The Jupyter server will temporarily stop sending output
to the client in order to avoid crashing it.
To change this limit, set the config variable
`--ServerApp.iopub_data_rate_limit`.

Current values:
ServerApp.iopub_data_rate_limit=1000000.0 (bytes/sec)
ServerApp.rate_limit_window=3.0 (secs)
Data is successfully exported to ./output_files/Water System of EPA region 1.xlsx!

Data Handle

# print all keys to determine how to use this data
sdwis_drink_water.utils_for_jupyter_print.print_columns(list(water_system_epa_1.get_all_keys()))
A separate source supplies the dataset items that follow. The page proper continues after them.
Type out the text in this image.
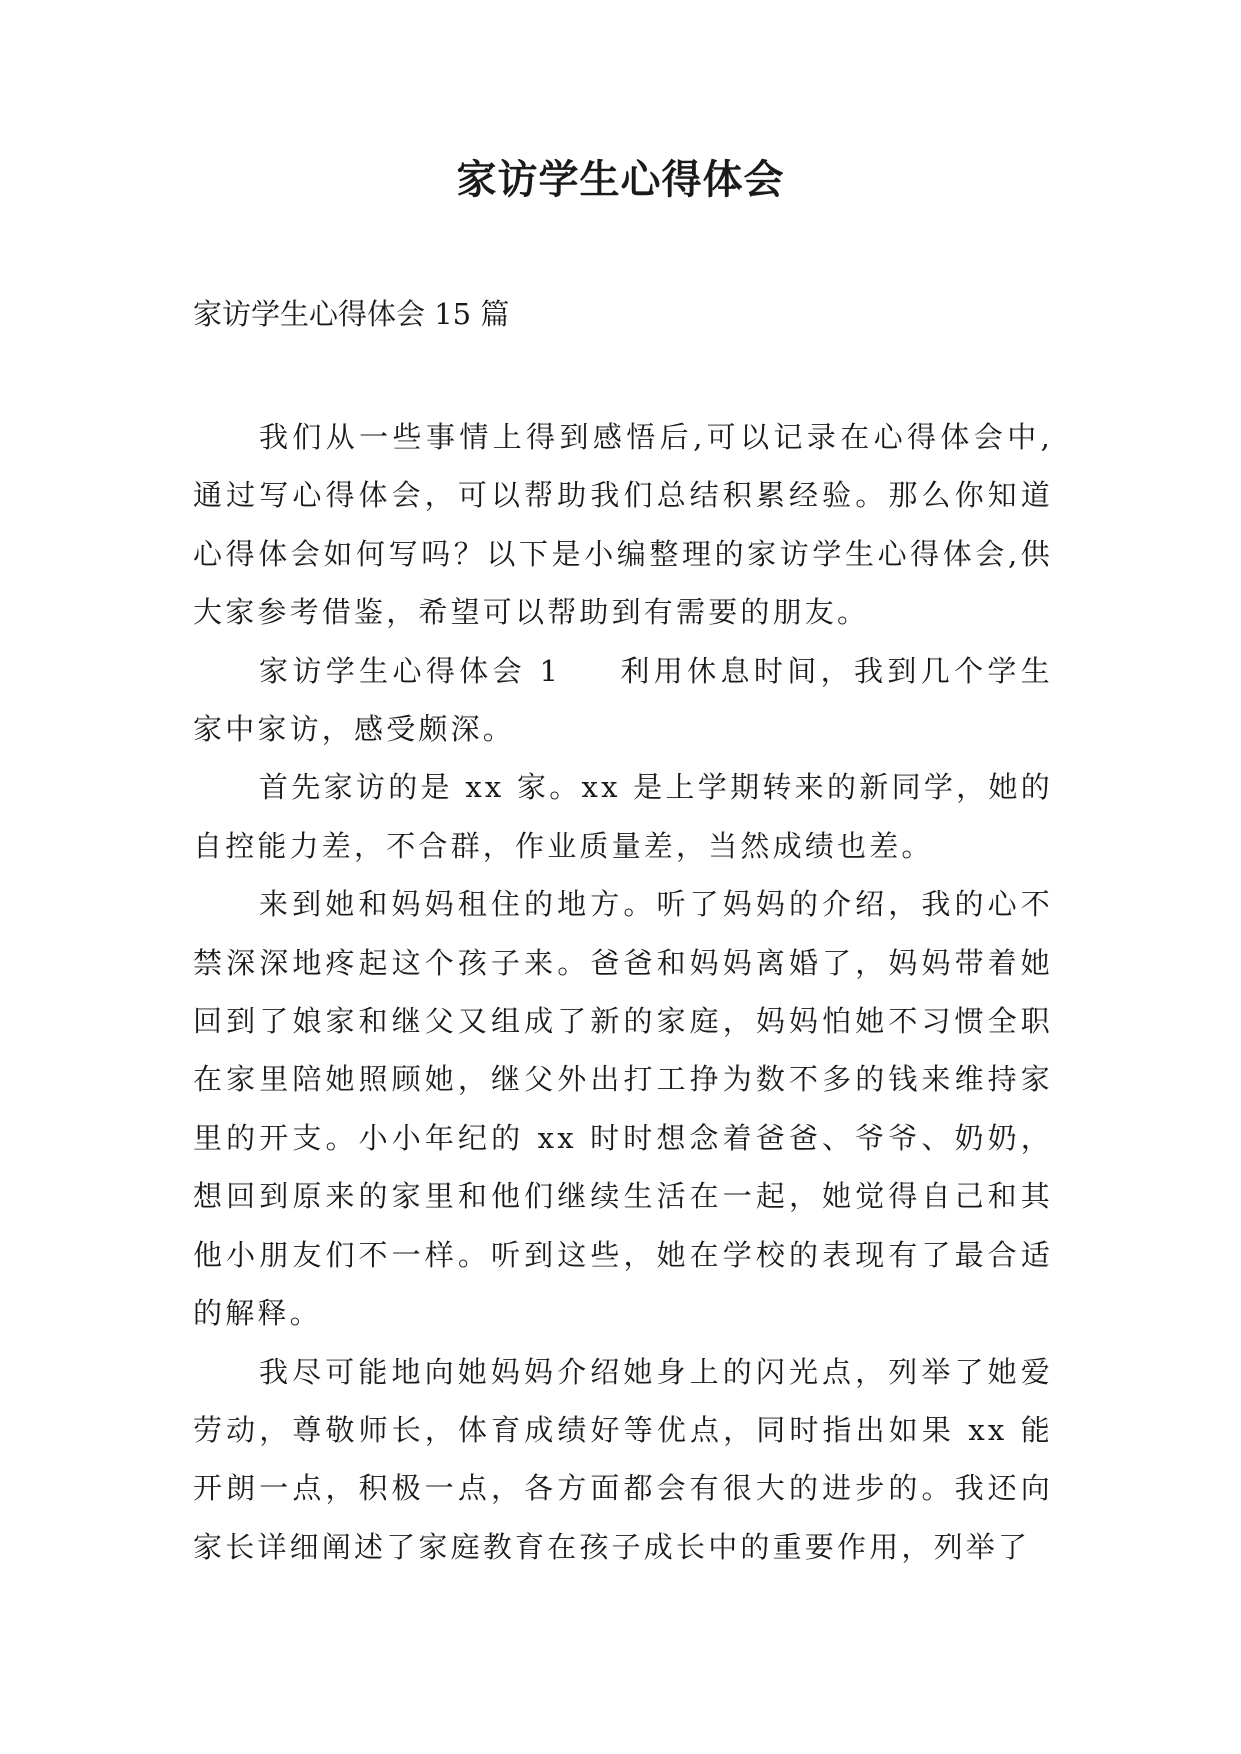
家访学生心得体会
家访学生心得体会 15 篇

我们从一些事情上得到感悟后,可以记录在心得体会中,通过写心得体会，可以帮助我们总结积累经验。那么你知道心得体会如何写吗？以下是小编整理的家访学生心得体会,供大家参考借鉴，希望可以帮助到有需要的朋友。

家访学生心得体会 1 利用休息时间，我到几个学生家中家访，感受颇深。

首先家访的是 xx 家。xx 是上学期转来的新同学，她的自控能力差，不合群，作业质量差，当然成绩也差。

来到她和妈妈租住的地方。听了妈妈的介绍，我的心不禁深深地疼起这个孩子来。爸爸和妈妈离婚了，妈妈带着她回到了娘家和继父又组成了新的家庭，妈妈怕她不习惯全职在家里陪她照顾她，继父外出打工挣为数不多的钱来维持家里的开支。小小年纪的 xx 时时想念着爸爸、爷爷、奶奶，想回到原来的家里和他们继续生活在一起，她觉得自己和其他小朋友们不一样。听到这些，她在学校的表现有了最合适的解释。

我尽可能地向她妈妈介绍她身上的闪光点，列举了她爱劳动，尊敬师长，体育成绩好等优点，同时指出如果 xx 能开朗一点，积极一点，各方面都会有很大的进步的。我还向家长详细阐述了家庭教育在孩子成长中的重要作用，列举了
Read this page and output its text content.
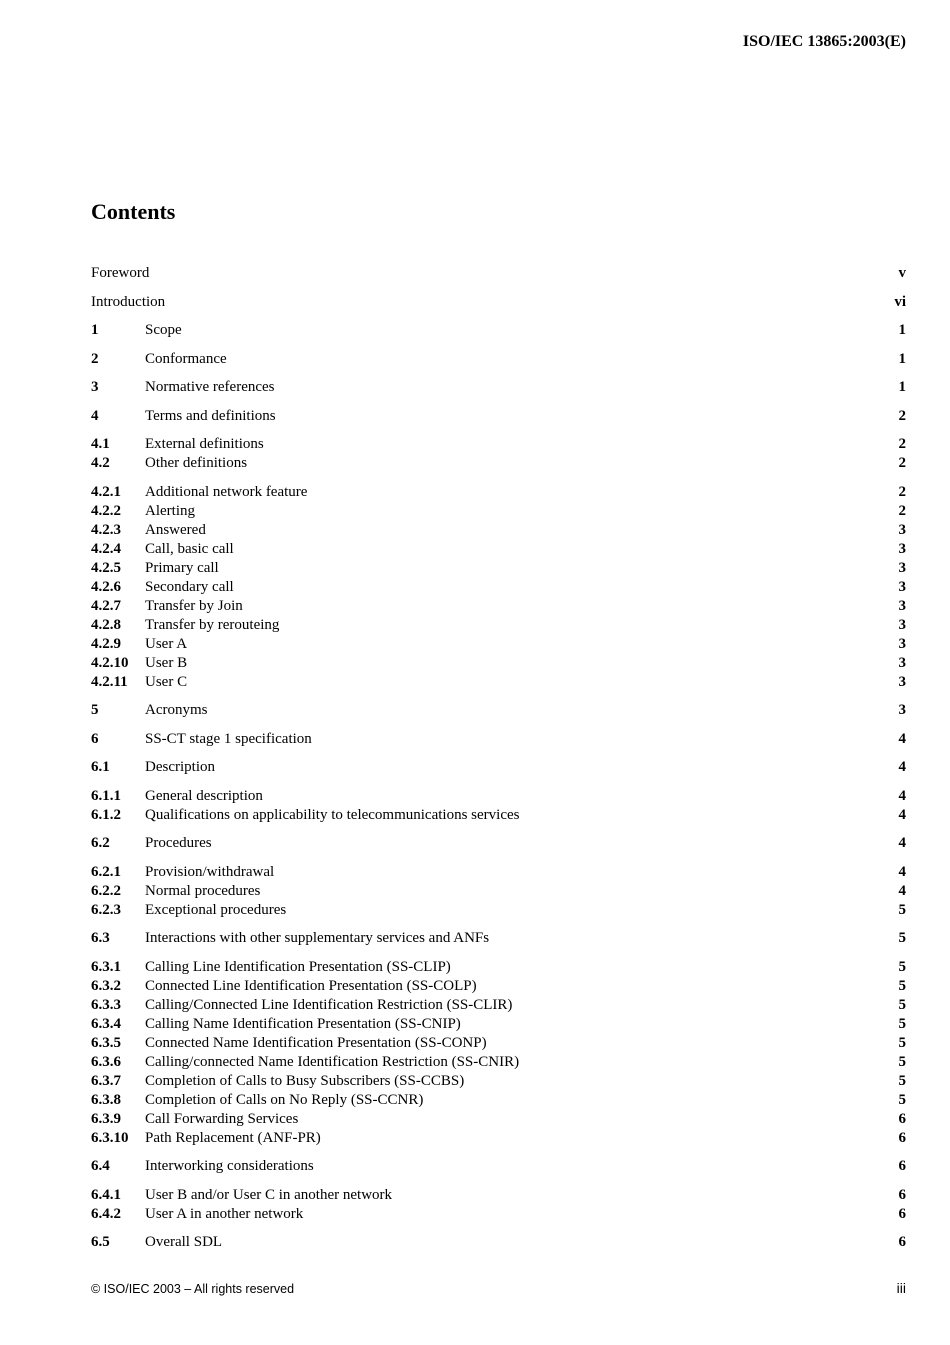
ISO/IEC 13865:2003(E)
Contents
Foreword	v
Introduction	vi
1	Scope	1
2	Conformance	1
3	Normative references	1
4	Terms and definitions	2
4.1 External definitions	2
4.2 Other definitions	2
4.2.1 Additional network feature	2
4.2.2 Alerting	2
4.2.3 Answered	3
4.2.4 Call, basic call	3
4.2.5 Primary call	3
4.2.6 Secondary call	3
4.2.7 Transfer by Join	3
4.2.8 Transfer by rerouteing	3
4.2.9 User A	3
4.2.10 User B	3
4.2.11 User C	3
5	Acronyms	3
6	SS-CT stage 1 specification	4
6.1 Description	4
6.1.1 General description	4
6.1.2 Qualifications on applicability to telecommunications services	4
6.2 Procedures	4
6.2.1 Provision/withdrawal	4
6.2.2 Normal procedures	4
6.2.3 Exceptional procedures	5
6.3 Interactions with other supplementary services and ANFs	5
6.3.1 Calling Line Identification Presentation (SS-CLIP)	5
6.3.2 Connected Line Identification Presentation (SS-COLP)	5
6.3.3 Calling/Connected Line Identification Restriction (SS-CLIR)	5
6.3.4 Calling Name Identification Presentation (SS-CNIP)	5
6.3.5 Connected Name Identification Presentation (SS-CONP)	5
6.3.6 Calling/connected Name Identification Restriction (SS-CNIR)	5
6.3.7 Completion of Calls to Busy Subscribers (SS-CCBS)	5
6.3.8 Completion of Calls on No Reply (SS-CCNR)	5
6.3.9 Call Forwarding Services	6
6.3.10 Path Replacement (ANF-PR)	6
6.4 Interworking considerations	6
6.4.1 User B and/or User C in another network	6
6.4.2 User A in another network	6
6.5 Overall SDL	6
© ISO/IEC 2003 – All rights reserved	iii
# find by condition "is_grant_eligible_ind==Y"
is_grant_eligible_ind = water_system_epa_1.find_by_condition("is_grant_eligible_ind=Y")
print(is_grant_eligible_ind.count())

# find by condition "is_wholesaler_ind==Y"
is_wholesaler_ind = water_system_epa_1.find_by_condition("is_wholesaler_ind=Y")
print(is_wholesaler_ind.count())

# find by condition "is_grant_eligible_ind==Y" and "is_wholesaler_ind==Y"
is_grant_eligible_ind_and_is_wholesaler_ind = is_grant_eligible_ind.find_by_condition("is_wholesaler_ind=Y")
print(is_grant_eligible_ind_and_is_wholesaler_ind.count())

# export data to csv
is_grant_eligible_ind_and_is_wholesaler_ind.export_data("./output_files/water_system_epa_1_filtered_result.xlsx",
                                                        format_type="xlsx")
10112
41
25
Data is successfully exported to ./output_files/water_system_epa_1_filtered_result.xlsx!